The previous post discussed the game Tetris and its tetronimo pieces. Let's now introduce hexonimoes. Hexonimoes—you guessed it—are each made from 6 square blocks.
According to Wikipedia, there are 60 hexonimoes. I couldn't find an image of them all, only of the 35 free hexonimoes (recall the definitions of free and grounded from the last post). The missing 25 are among their mirror images. (That means—to make the numbers add—10 below must be symmetric. You might like to identify them and their lines of symmetry)
Anyway, there's two species of hexonimo to which I'd like to introduce you.
The t-species hexonimo
The t hexonimo is calm and pensive. They like to read. The second image shows a t hexonimo with its feet up.
The F-species hexonimo
F hexonimos are boisterous. The second image shows an F hexonimo fallen on its face after a night drinking.
Astute readers will have made an observation: the t and F species of hexonimo are mirror images!

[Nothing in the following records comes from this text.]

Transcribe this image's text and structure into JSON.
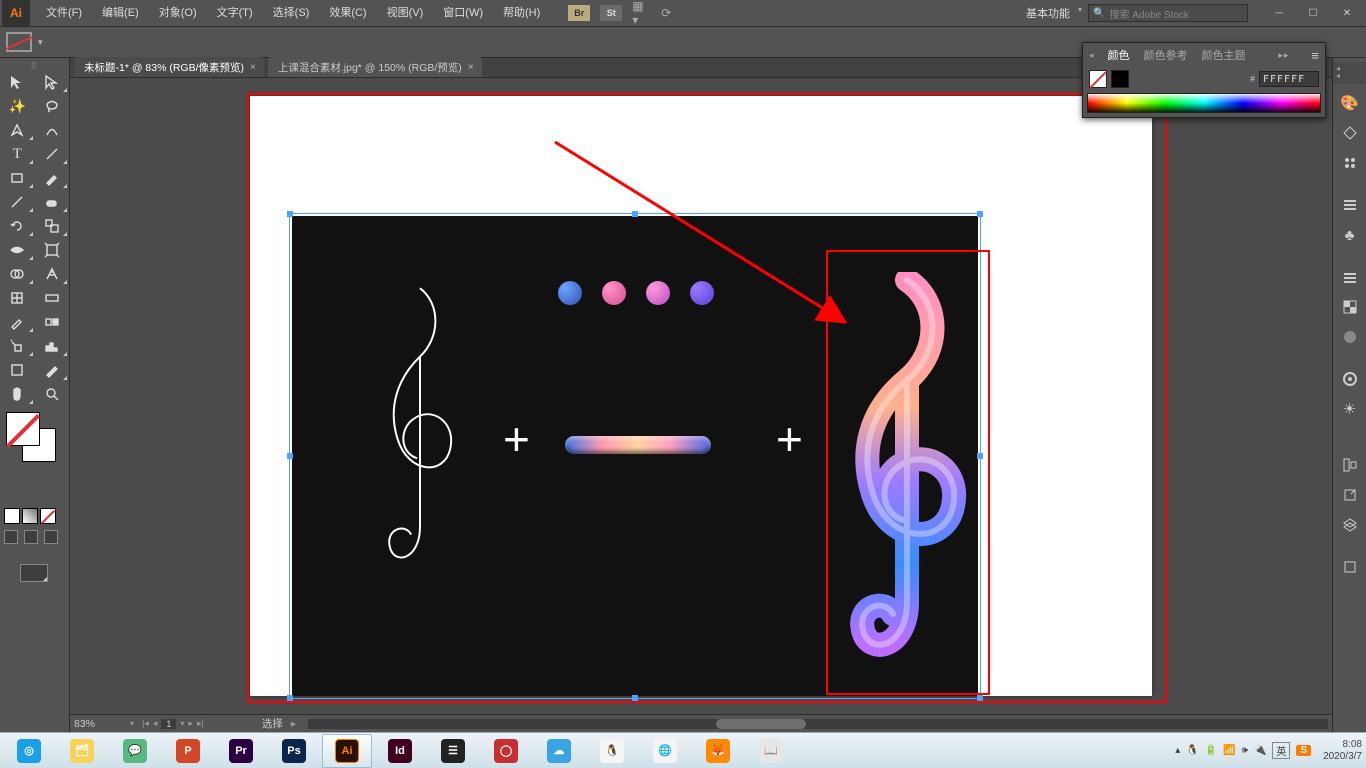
{
  "menubar": {
    "items": [
      "文件(F)",
      "编辑(E)",
      "对象(O)",
      "文字(T)",
      "选择(S)",
      "效果(C)",
      "视图(V)",
      "窗口(W)",
      "帮助(H)"
    ],
    "util_buttons": [
      "Br",
      "St"
    ],
    "workspace_label": "基本功能",
    "stock_placeholder": "搜索 Adobe Stock"
  },
  "tabs": [
    {
      "label": "未标题-1* @ 83% (RGB/像素预览)",
      "active": true
    },
    {
      "label": "上课混合素材.jpg* @ 150% (RGB/预览)",
      "active": false
    }
  ],
  "statusbar": {
    "zoom": "83%",
    "artboard_index": "1",
    "selection_label": "选择"
  },
  "color_panel": {
    "tabs": [
      "颜色",
      "颜色参考",
      "颜色主题"
    ],
    "hex": "FFFFFF",
    "hash": "#"
  },
  "taskbar": {
    "apps": [
      {
        "name": "360-browser",
        "bg": "#1aa0e8",
        "txt": "◎"
      },
      {
        "name": "explorer",
        "bg": "#f7d35a",
        "txt": "🗂"
      },
      {
        "name": "wechat",
        "bg": "#57b97f",
        "txt": "💬"
      },
      {
        "name": "powerpoint",
        "bg": "#d24726",
        "txt": "P"
      },
      {
        "name": "premiere",
        "bg": "#2a0043",
        "txt": "Pr"
      },
      {
        "name": "photoshop",
        "bg": "#0a2749",
        "txt": "Ps"
      },
      {
        "name": "illustrator",
        "bg": "#2b1100",
        "txt": "Ai",
        "active": true
      },
      {
        "name": "indesign",
        "bg": "#40001e",
        "txt": "Id"
      },
      {
        "name": "misc1",
        "bg": "#222",
        "txt": "☰"
      },
      {
        "name": "misc2",
        "bg": "#c73030",
        "txt": "◯"
      },
      {
        "name": "misc3",
        "bg": "#3aa3e3",
        "txt": "☁"
      },
      {
        "name": "qq",
        "bg": "#f5f5f5",
        "txt": "🐧"
      },
      {
        "name": "chrome",
        "bg": "#f5f5f5",
        "txt": "🌐"
      },
      {
        "name": "firefox",
        "bg": "#ff8a00",
        "txt": "🦊"
      },
      {
        "name": "notes",
        "bg": "#e6e6e6",
        "txt": "📖"
      }
    ],
    "tray_icons": [
      "▴",
      "🐧",
      "🔋",
      "📶",
      "🕪",
      "🔌"
    ],
    "ime1": "英",
    "ime2": "S",
    "time": "8:08",
    "date": "2020/3/7"
  }
}
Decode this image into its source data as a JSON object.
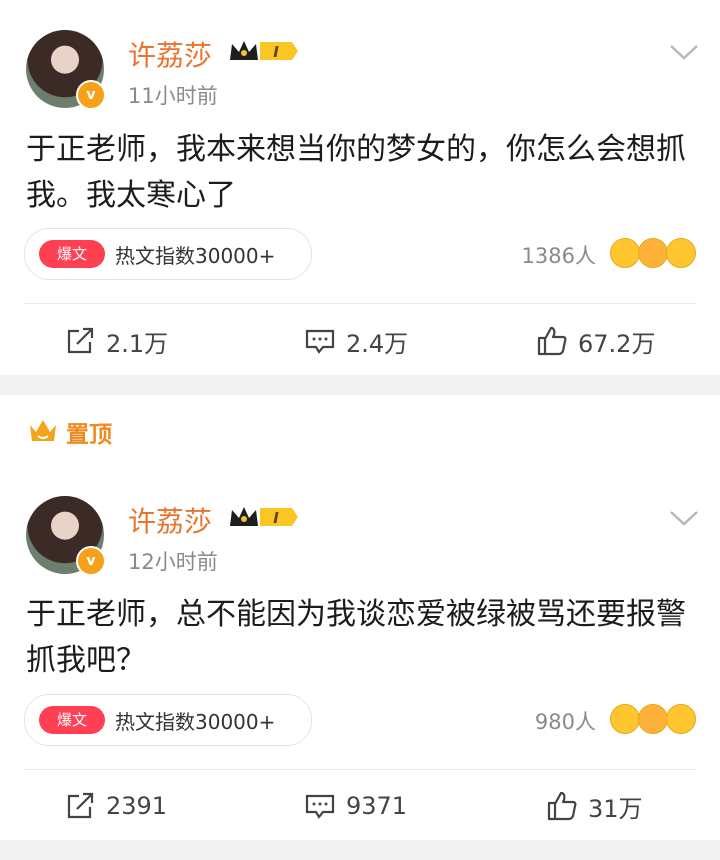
{
  "posts": [
    {
      "author": "许荔莎",
      "level_badge": "I",
      "verified_badge": "v",
      "time": "11小时前",
      "text": "于正老师，我本来想当你的梦女的，你怎么会想抓我。我太寒心了",
      "hot_tag": "爆文",
      "hot_text": "热文指数30000+",
      "people": "1386人",
      "reactions": [
        "shocked-emoji",
        "laughing-emoji",
        "grin-emoji"
      ],
      "repost": "2.1万",
      "comment": "2.4万",
      "like": "67.2万"
    },
    {
      "author": "许荔莎",
      "level_badge": "I",
      "verified_badge": "v",
      "time": "12小时前",
      "text": "于正老师，总不能因为我谈恋爱被绿被骂还要报警抓我吧？",
      "hot_tag": "爆文",
      "hot_text": "热文指数30000+",
      "people": "980人",
      "reactions": [
        "shocked-emoji",
        "laughing-emoji",
        "grin-emoji"
      ],
      "repost": "2391",
      "comment": "9371",
      "like": "31万"
    }
  ],
  "pinned": {
    "label": "置顶",
    "icon": "crown-icon"
  },
  "colors": {
    "accent": "#e8742e",
    "hot_tag": "#ff3f52",
    "pin": "#f08a1f",
    "separator": "#f2f2f2"
  }
}
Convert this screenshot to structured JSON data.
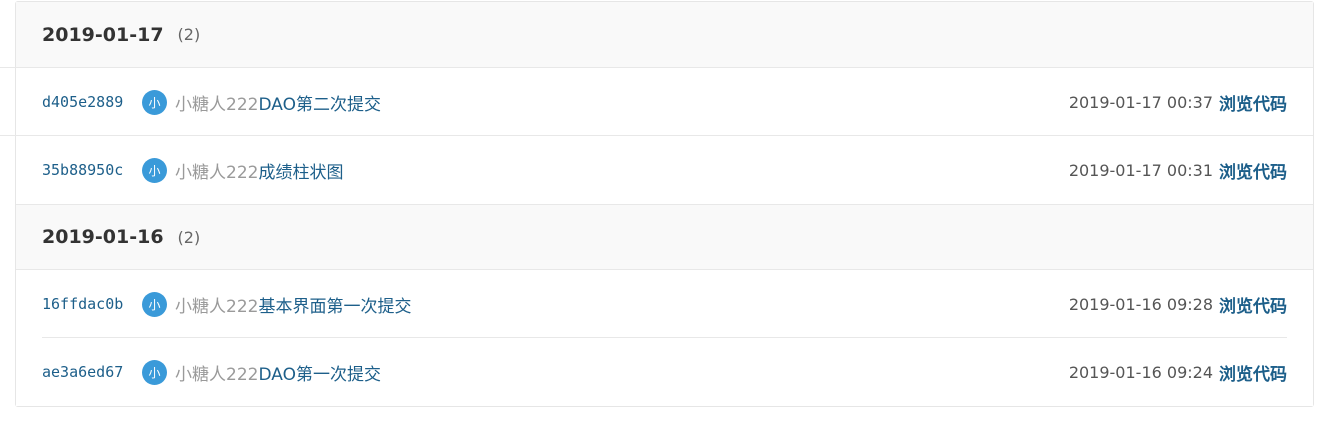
{
  "groups": [
    {
      "date": "2019-01-17",
      "count": "(2)",
      "commits": [
        {
          "sha": "d405e2889",
          "avatar_char": "小",
          "author": "小糖人222",
          "message": "DAO第二次提交",
          "time": "2019-01-17 00:37",
          "browse": "浏览代码"
        },
        {
          "sha": "35b88950c",
          "avatar_char": "小",
          "author": "小糖人222",
          "message": "成绩柱状图",
          "time": "2019-01-17 00:31",
          "browse": "浏览代码"
        }
      ]
    },
    {
      "date": "2019-01-16",
      "count": "(2)",
      "commits": [
        {
          "sha": "16ffdac0b",
          "avatar_char": "小",
          "author": "小糖人222",
          "message": "基本界面第一次提交",
          "time": "2019-01-16 09:28",
          "browse": "浏览代码"
        },
        {
          "sha": "ae3a6ed67",
          "avatar_char": "小",
          "author": "小糖人222",
          "message": "DAO第一次提交",
          "time": "2019-01-16 09:24",
          "browse": "浏览代码"
        }
      ]
    }
  ],
  "colors": {
    "link": "#1d5f8a",
    "avatar": "#3a9ad9",
    "author": "#9a9a9a",
    "header_bg": "#f9f9f9"
  }
}
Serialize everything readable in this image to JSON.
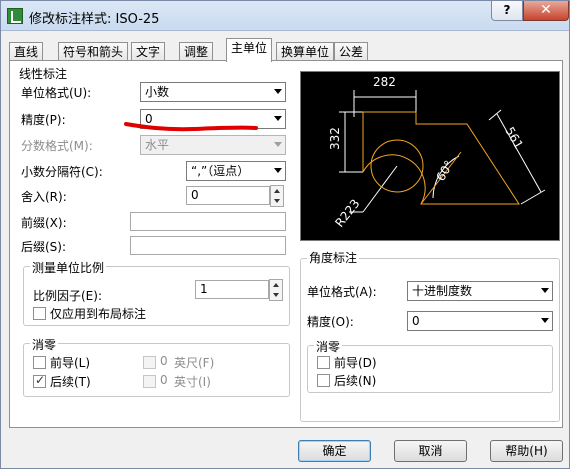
{
  "window": {
    "title": "修改标注样式: ISO-25",
    "help_glyph": "?",
    "close_glyph": "✕"
  },
  "tabs": [
    "直线",
    "符号和箭头",
    "文字",
    "调整",
    "主单位",
    "换算单位",
    "公差"
  ],
  "linear": {
    "section_title": "线性标注",
    "unit_format_label": "单位格式(U):",
    "unit_format_value": "小数",
    "precision_label": "精度(P):",
    "precision_value": "0",
    "fraction_format_label": "分数格式(M):",
    "fraction_format_value": "水平",
    "decimal_sep_label": "小数分隔符(C):",
    "decimal_sep_value": "“,”（逗点）",
    "roundoff_label": "舍入(R):",
    "roundoff_value": "0",
    "prefix_label": "前缀(X):",
    "prefix_value": "",
    "suffix_label": "后缀(S):",
    "suffix_value": ""
  },
  "scale": {
    "title": "测量单位比例",
    "factor_label": "比例因子(E):",
    "factor_value": "1",
    "layout_only_label": "仅应用到布局标注"
  },
  "zero_linear": {
    "title": "消零",
    "leading_label": "前导(L)",
    "trailing_label": "后续(T)",
    "feet_label": "英尺(F)",
    "inches_label": "英寸(I)",
    "feet_value": "0",
    "inches_value": "0",
    "leading_checked": false,
    "trailing_checked": true
  },
  "preview": {
    "dim_top": "282",
    "dim_left": "332",
    "dim_right": "561",
    "dim_radius": "R223",
    "dim_angle": "60°"
  },
  "angular": {
    "title": "角度标注",
    "unit_format_label": "单位格式(A):",
    "unit_format_value": "十进制度数",
    "precision_label": "精度(O):",
    "precision_value": "0"
  },
  "zero_angular": {
    "title": "消零",
    "leading_label": "前导(D)",
    "trailing_label": "后续(N)"
  },
  "buttons": {
    "ok": "确定",
    "cancel": "取消",
    "help": "帮助(H)"
  },
  "colors": {
    "preview_bg": "#000000",
    "preview_lines": "#ffffff",
    "preview_geometry": "#f5a623",
    "annotation": "#e00000"
  }
}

Two t species hexonimoes can mate to create a strong solid block.
F hexonimoes can also mate.
Occasionally, a t and an F hexonimo experiment together. Mating is impossible--they can't create a solid block together.
Can you find a pair of hexonimo species that are mirror images and heterosexual? That is, they mate with each other to create a strong square block.
If there's no such pair of hexonimo species, can it be done with octonimoes?